The PB King fed and entertained his appetite for peanut butter sandwiches his entire life.
He’d trained himself for that and no other.
Why wouldn’t he return to it at first chance?
In fact, you can easily imagine he’d been waiting twenty long years just for that next sandwich.
And you might say,
“But he hadn’t had a peanut butter sandwich all that time! Shouldn’t he have gotten over it?”
Au contraire.
For one thing, his abstention was an involuntary one which in no way addressed the underlying problem of his disordered appetite.
It just took the fulfillment of the desire off the table for a time.
But more importantly!
Even if he’d willing not eaten anything for twenty years, avoiding an appetite is not the same thing as addressing an appetite.
Put another way:
Starving yourself doesn’t work.
It’s not:
“THAT PB SAMMIE DID ME DIRTY–I WILL NEVER EAT AGAIN!”
That’s stupid.
Excising a destructive appetite or ordering a disordered one is only the first step because simply clearing the appetite away without putting something else–something better–in it’s place is a recipe for disaster.
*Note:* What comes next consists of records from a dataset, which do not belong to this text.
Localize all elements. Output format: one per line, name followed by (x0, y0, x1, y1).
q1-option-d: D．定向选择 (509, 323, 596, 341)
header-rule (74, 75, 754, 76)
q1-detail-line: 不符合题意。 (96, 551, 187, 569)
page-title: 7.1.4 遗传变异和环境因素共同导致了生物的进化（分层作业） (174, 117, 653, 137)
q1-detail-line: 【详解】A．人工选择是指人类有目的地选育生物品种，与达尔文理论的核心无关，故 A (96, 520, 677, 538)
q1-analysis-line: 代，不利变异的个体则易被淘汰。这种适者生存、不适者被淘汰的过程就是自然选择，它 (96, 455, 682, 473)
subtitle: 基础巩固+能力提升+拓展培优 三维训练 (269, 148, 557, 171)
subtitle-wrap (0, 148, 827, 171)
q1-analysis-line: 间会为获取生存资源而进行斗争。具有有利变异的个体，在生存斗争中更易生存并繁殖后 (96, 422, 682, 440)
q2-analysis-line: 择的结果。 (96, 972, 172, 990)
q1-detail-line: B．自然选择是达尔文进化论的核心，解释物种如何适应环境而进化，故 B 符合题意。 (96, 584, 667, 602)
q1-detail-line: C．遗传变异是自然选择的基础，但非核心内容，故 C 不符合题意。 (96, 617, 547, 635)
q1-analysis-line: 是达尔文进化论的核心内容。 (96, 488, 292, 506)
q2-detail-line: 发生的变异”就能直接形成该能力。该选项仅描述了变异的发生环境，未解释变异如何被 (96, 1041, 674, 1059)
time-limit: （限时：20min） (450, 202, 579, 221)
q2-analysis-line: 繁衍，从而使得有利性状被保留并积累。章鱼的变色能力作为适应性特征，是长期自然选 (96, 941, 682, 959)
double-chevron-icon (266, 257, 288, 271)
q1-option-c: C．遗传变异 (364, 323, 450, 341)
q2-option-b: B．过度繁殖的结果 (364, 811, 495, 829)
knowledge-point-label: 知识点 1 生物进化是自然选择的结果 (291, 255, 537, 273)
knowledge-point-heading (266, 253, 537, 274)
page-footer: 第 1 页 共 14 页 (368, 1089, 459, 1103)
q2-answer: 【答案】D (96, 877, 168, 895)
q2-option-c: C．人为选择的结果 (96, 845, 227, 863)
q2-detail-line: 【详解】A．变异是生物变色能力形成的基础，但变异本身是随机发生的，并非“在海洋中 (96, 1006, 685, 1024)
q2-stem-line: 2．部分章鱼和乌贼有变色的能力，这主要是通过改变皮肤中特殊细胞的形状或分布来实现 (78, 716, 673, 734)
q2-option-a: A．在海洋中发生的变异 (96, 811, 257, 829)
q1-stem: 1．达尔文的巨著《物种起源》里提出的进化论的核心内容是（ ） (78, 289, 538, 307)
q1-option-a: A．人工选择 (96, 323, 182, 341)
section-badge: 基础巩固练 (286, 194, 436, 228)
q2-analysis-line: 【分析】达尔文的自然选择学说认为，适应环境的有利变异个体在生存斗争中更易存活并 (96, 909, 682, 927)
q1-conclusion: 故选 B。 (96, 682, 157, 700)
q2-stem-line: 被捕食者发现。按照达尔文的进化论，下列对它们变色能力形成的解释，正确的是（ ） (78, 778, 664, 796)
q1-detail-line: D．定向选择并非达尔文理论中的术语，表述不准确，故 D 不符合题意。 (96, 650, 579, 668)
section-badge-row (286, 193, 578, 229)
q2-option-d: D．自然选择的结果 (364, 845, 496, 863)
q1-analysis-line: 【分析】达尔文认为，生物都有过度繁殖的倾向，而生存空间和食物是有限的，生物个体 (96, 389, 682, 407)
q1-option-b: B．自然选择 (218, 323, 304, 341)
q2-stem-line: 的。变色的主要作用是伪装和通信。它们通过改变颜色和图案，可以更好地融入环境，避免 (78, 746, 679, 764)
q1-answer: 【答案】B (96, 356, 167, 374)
As anyone who’s studied dictatorial regimes will know, power vacuums are no bueno, and since the King likely hadn’t planned to put anything else in the peanut butter sandwich’s place, it’s no wonder he went right back to the thing that had caused him (and a lot of other people) a fair bit of pain.
He didn’t want to change.
Arguably, he’d never even tried.
He saw nothing wrong with his appetite.
It was fine.
Is that you?
That was me for a very long time.
But no longer!
And if even I can improve, so too can you 🙂
With all that being said…
Let’s Conclude With Questions
What are your deepest appetites?
What are you eating?
What are you feeding?
Is it the best for you?
If not, what are you going to do?
Are you waiting until it oozes out of you?
Until the people around you start to feel it too?
Are you turning away better things?
Are you hoping people try to save you from you?
Would you listen to them if they tried?
Or would you shrug them off and say,
“I’m fine.”
Dear friend.
Only you can answer those questions, and only you can decide that you no longer want to feed a disordered appetite.
Because if not you, then who? And if not now, then when?
I encourage you to think about it.
Well, that’s all I’ve got for this week!